Pull to refresh

Comments 45

Если не пользуешься яндекс сервисами, то всё это тебя не коснётся?
За что минусуете «други»?
За вопрос без ответа?
За глупость, вероятно. Ваша первая реплика звучала так, что вы всеми силами надеетесь избежать «прикосновения» описанных в статье технологий. Если так — то, да, насколько мне известно, из упомянутых проектов только ClickHouse доступен вне Яндекса. Кстати, вопрос к автору: YT не будет Open Source?
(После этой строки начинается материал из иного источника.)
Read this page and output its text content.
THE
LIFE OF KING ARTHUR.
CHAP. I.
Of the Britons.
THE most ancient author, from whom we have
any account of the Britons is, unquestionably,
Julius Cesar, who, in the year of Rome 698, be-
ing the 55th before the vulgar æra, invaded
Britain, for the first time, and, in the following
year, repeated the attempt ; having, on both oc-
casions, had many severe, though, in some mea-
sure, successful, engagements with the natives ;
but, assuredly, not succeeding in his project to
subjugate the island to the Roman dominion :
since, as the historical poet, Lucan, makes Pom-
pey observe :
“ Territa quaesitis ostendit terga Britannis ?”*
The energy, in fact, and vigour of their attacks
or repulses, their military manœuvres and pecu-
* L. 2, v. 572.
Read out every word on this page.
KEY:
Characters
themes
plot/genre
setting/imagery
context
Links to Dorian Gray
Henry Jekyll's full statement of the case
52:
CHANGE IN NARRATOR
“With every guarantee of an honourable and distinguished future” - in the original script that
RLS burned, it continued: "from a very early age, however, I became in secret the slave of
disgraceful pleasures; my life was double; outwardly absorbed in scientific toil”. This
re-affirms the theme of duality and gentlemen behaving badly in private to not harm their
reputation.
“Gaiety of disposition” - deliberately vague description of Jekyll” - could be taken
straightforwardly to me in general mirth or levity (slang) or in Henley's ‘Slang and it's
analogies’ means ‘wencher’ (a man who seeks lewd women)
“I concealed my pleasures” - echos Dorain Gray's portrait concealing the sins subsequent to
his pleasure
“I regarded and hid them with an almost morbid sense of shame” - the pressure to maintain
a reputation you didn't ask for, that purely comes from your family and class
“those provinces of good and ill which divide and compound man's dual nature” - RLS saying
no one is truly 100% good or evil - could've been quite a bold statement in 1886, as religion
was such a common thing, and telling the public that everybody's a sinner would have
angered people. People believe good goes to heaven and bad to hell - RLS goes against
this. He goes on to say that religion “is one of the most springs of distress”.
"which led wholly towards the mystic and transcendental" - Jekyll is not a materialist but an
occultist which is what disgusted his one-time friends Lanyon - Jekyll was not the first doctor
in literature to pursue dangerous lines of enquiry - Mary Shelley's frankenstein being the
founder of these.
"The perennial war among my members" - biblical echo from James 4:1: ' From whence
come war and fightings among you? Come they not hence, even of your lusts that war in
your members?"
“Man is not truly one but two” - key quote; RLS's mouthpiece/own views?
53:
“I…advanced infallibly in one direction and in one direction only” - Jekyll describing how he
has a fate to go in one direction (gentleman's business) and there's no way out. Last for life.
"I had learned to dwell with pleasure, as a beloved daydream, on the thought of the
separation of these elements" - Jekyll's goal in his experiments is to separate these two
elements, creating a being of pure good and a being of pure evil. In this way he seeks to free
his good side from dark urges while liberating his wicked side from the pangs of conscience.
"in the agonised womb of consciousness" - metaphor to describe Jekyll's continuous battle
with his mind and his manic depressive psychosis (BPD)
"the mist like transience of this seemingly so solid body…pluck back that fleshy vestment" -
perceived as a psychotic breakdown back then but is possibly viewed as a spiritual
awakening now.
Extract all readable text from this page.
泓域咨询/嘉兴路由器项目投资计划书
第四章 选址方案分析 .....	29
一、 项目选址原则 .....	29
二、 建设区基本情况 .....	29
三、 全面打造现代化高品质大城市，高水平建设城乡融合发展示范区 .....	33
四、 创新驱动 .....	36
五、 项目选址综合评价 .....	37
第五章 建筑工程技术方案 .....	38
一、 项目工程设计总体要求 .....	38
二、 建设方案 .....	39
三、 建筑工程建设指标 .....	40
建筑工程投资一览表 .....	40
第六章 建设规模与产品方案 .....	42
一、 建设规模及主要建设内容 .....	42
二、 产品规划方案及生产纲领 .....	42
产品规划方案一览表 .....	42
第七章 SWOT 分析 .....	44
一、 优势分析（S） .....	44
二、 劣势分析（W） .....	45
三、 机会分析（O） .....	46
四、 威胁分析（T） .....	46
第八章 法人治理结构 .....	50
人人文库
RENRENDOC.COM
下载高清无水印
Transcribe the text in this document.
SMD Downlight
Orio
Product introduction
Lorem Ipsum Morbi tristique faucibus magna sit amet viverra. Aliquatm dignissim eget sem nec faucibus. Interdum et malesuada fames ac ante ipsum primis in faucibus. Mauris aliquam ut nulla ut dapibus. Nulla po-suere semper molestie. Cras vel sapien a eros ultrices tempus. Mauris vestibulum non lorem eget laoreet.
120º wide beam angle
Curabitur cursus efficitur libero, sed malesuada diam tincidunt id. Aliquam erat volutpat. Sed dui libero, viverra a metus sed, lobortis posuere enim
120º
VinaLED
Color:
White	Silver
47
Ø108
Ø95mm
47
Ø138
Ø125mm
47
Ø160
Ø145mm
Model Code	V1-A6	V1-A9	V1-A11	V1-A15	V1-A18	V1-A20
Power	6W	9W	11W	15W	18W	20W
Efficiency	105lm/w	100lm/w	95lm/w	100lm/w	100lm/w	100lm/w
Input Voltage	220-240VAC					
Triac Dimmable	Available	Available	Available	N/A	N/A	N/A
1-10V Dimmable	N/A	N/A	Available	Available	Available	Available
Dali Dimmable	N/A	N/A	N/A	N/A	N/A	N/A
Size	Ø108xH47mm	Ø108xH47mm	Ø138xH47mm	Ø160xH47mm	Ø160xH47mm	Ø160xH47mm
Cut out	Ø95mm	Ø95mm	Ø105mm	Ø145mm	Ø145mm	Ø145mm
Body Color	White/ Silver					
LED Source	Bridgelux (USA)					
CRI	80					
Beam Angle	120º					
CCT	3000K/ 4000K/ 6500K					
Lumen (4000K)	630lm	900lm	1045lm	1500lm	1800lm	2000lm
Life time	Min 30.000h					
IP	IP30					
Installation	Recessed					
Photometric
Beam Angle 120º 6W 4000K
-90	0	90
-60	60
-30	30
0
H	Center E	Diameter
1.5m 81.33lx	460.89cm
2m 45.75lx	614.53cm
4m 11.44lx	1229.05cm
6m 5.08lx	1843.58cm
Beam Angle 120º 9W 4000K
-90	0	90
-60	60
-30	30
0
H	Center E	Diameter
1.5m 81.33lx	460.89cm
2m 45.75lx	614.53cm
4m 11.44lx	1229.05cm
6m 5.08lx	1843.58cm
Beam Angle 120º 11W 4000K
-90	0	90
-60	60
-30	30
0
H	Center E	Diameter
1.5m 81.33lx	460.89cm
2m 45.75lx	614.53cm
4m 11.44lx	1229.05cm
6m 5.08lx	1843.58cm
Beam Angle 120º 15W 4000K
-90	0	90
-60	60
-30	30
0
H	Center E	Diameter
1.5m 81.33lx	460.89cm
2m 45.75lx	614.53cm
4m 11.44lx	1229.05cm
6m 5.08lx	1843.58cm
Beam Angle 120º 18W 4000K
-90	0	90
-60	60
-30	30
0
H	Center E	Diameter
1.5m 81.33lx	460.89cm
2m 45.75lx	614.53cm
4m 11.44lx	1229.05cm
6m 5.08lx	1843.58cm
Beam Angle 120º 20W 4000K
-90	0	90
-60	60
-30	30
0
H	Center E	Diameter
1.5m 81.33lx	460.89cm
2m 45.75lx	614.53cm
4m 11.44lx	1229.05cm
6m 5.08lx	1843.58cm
И вот за эту вашу ненависть вас и минусуют. Яндекс, на самом деле, интересные вещи делает, что есть хорошо, поэтому несколько странно видеть столь яростный комментарий.

Кстати, вопрос к автору: YT не будет Open Source?

Сейчас мы всерьез изучаем такую возможность, но пока сложно сказать с полной определенностью.

Чтобы выкладка в open source имела смысл, нужно не просто выполнить некоторую разовую работу по подготовке кодовой базы и написанию подробной документации, но и быть готовыми поддерживать и развивать сообщество вокруг данной технологии. Это, в свою очередь, требует постоянных ненулевых усилий со стороны компании в целом и нашей команды в частности.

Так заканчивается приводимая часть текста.